Когда рядом с Тилем не было Неле грустная дума о ней не мешала ему думать о том, что в какой-нибудь гостинице, его, быть может, ожидает надежное пристанище, сытный ужин и радушная хозяйка.

Тиль ни на что не жаловался. Говорил:

— Нас поливает дождем, но этот декабрьский дождь обернется клевером в мае. И коровы замычат от радости. Я бесприютный – а кто мне мешает жениться? Я разумею себя и маленькую Неле, такую хорошую, такую пригожую, — она бы мне теперь говядинки с бобами приготовила. Я страдаю от жажды, хотя на меня льется вода, а почему я не сижу дома и не учусь чему-нибудь одному? Кто в мастера вышел, тому не надо шататься по свету.

Его спрашивали:

— Отчего это ты, паренек, такой молодой? Ведь говорят, много лет прошло с тех пор, как ты родился.

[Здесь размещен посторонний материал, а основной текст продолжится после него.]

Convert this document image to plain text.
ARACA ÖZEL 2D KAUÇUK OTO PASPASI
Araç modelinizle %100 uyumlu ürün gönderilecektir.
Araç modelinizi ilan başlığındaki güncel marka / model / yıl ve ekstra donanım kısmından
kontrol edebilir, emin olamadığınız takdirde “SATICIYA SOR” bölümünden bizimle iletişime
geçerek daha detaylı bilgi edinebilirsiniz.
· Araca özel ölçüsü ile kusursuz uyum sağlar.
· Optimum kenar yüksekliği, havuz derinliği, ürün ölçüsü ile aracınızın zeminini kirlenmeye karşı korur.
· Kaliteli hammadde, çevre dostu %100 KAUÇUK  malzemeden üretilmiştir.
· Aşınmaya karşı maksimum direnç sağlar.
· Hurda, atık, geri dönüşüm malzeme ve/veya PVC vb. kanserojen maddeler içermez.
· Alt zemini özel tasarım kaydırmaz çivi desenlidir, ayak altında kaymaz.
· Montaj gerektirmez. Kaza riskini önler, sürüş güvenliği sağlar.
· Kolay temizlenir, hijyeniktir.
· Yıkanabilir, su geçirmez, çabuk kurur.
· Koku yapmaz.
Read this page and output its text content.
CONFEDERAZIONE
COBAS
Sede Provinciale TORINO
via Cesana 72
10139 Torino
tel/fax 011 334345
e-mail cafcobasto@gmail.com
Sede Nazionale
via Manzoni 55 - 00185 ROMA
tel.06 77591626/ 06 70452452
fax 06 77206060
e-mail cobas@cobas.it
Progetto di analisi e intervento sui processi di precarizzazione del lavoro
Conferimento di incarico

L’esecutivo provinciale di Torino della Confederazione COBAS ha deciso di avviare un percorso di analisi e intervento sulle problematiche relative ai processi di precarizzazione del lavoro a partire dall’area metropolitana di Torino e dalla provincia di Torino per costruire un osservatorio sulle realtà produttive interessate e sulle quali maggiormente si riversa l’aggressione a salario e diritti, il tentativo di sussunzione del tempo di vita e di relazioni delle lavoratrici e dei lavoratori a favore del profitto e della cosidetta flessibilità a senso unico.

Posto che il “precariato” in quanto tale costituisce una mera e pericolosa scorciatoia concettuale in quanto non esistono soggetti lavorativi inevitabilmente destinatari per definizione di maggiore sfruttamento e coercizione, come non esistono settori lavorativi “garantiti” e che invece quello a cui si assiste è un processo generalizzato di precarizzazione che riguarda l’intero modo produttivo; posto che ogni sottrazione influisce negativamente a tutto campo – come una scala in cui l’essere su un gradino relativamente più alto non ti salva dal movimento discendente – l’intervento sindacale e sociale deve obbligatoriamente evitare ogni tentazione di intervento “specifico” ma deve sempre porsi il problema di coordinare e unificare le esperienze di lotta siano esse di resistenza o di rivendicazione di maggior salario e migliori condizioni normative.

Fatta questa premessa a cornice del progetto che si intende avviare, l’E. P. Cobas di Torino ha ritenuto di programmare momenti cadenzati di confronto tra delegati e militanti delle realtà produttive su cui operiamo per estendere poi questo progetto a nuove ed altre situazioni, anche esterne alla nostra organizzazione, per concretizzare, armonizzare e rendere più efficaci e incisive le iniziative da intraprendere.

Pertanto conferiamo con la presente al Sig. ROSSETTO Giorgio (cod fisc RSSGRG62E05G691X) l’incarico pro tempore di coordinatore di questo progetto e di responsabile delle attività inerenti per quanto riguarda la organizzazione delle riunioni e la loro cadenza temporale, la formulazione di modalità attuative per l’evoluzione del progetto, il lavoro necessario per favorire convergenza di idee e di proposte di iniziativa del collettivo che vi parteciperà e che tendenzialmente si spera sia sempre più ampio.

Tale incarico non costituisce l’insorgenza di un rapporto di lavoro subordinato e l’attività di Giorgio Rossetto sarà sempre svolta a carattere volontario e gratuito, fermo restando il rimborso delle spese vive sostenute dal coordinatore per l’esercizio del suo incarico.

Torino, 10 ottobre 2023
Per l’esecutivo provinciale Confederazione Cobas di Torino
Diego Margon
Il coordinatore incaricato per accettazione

— У меня нет тела, у меня есть только дух, — отвечал он, — а моя подруга Неле похожа на меня. Мы – Дух Фландрии, Любовь Фландрии – мы никогда не умрем.

Утреннее солнце застало их лежащими друг подле друга на брачном ложе. И головка Неле покоилась на плече Тиля. Он сказал:

— Свежее мое личико, доброе мое сердечко! Мы отомстим за Фландрию!

Она поцеловала его в губы.

— Удалая ты моя голова! Господи, благослови союз свирели и шпаги!»